The FOS has ruled against Professional Financial Services and their recommendations to invest in unregulated collective investment schemes before.
In November 2016, the ombudsman ruled against the advice firm over advice they provided to trustees of a SSAS pension scheme to invest £150,000 in a “very narrow, highly specialised fund” which invested in a small number of nursing homes in Germany.
The trustees had told the FOS they thought the fund was “too high risk” and the ombudsman agreed the advice was “unsuitable” and the firm should compensate the SSAS as a result.
For the most recent case, the client complained to the Ombudsman after he was advised by PFS to invest in a UCIS (Waste to Energy Partnership) via his SIPP.
It was the second such investment made by the SIPP and meant that, other than cash, his entire SIPP now constituted UCIS investments.
He argued that the investment was unsuitable for his needs.
Ombudsman Nina Walter found the advice was unsuitable and ordered the advice firm to compensate the client to put him in the position should he not been advised to invest in the UCIS.
The advice firm had argued that the client, Mr C, had referred his complaint outside the regulators time limit and therefore it should be dismissed.
In December 2017 the client complained to PFS, saying the investment had been too high risk and not suitable for him.
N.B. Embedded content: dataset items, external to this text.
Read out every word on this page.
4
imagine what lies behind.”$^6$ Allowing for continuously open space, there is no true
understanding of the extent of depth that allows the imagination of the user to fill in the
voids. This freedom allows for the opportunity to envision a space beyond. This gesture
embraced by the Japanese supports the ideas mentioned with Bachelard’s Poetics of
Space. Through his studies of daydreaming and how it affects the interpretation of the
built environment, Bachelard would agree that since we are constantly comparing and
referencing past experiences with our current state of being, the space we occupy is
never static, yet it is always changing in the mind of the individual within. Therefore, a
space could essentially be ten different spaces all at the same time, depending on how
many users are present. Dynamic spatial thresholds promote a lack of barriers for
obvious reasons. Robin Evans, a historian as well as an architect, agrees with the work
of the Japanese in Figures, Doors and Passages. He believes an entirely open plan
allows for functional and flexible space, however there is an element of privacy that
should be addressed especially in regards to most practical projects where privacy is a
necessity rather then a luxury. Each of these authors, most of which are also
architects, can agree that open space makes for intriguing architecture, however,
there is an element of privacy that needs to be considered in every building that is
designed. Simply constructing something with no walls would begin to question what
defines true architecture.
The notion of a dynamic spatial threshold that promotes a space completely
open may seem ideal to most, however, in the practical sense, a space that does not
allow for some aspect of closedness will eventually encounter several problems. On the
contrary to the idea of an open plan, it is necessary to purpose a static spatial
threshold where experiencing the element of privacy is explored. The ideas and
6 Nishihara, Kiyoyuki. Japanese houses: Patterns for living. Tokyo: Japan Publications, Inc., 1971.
When his representatives were dismissed by the advice firm, he decided to complain to the ombudsman.
Despite PFS’ arguments, the ombudsman decided that the complaint had been made within an acceptable time to investigate.
Having started a SIPP in 2007, Mr C transferred £82,786 from two personal pension plans with Aviva into the SIPP in May 2010. After taking a tax-free lump sum a few months before, in August 2010 he invested £50,000 in his SIPP into UCIS the Waste to Energy Partnership.
The investigation found that PFS likely recommended the investment which as a UCIS was high risk and not suitable for Mr C given his attitude to risk, investment experience and that he had already invested a large amount into another UCIS three years earlier.
As a result the ombudsman ordered PFS to “put Mr C as close as possible into the position he would probably be in now if he had been given suitable advice.”
Professional Financial Services is a dissolved partnership therefore the ombudsman said the former partners are “jointly and severally” liable.
However, one of PFS’s former partners said he should not be liable to compensate the client as he did not give him the initial advice. He argued he met with Mr C in 2013 to discuss his pension after the original adviser (the other former partner of the firm) could no longer give advice. He argued that Mr C had confirmed he understood the illiquid nature of the UCIS investment and the risks involved.
However, the ombudsman said it was clear that Mr C did not have the “investment experience, attitude to risk or capacity for loss” for a non-standard and specialist investments, particularly as he already held another UCIS investment.
Ms Walter concluded “PFS shouldn’t have recommended Mr C to invest into WTEP as it was clearly not in his best interest” and ordered the firm to compensate him as quickly as possible. She said it was up to the former partner to organise how to do this.
The firm was also ordered to pay Mr C £250 in compensation for the trouble caused by the unsuitable advice.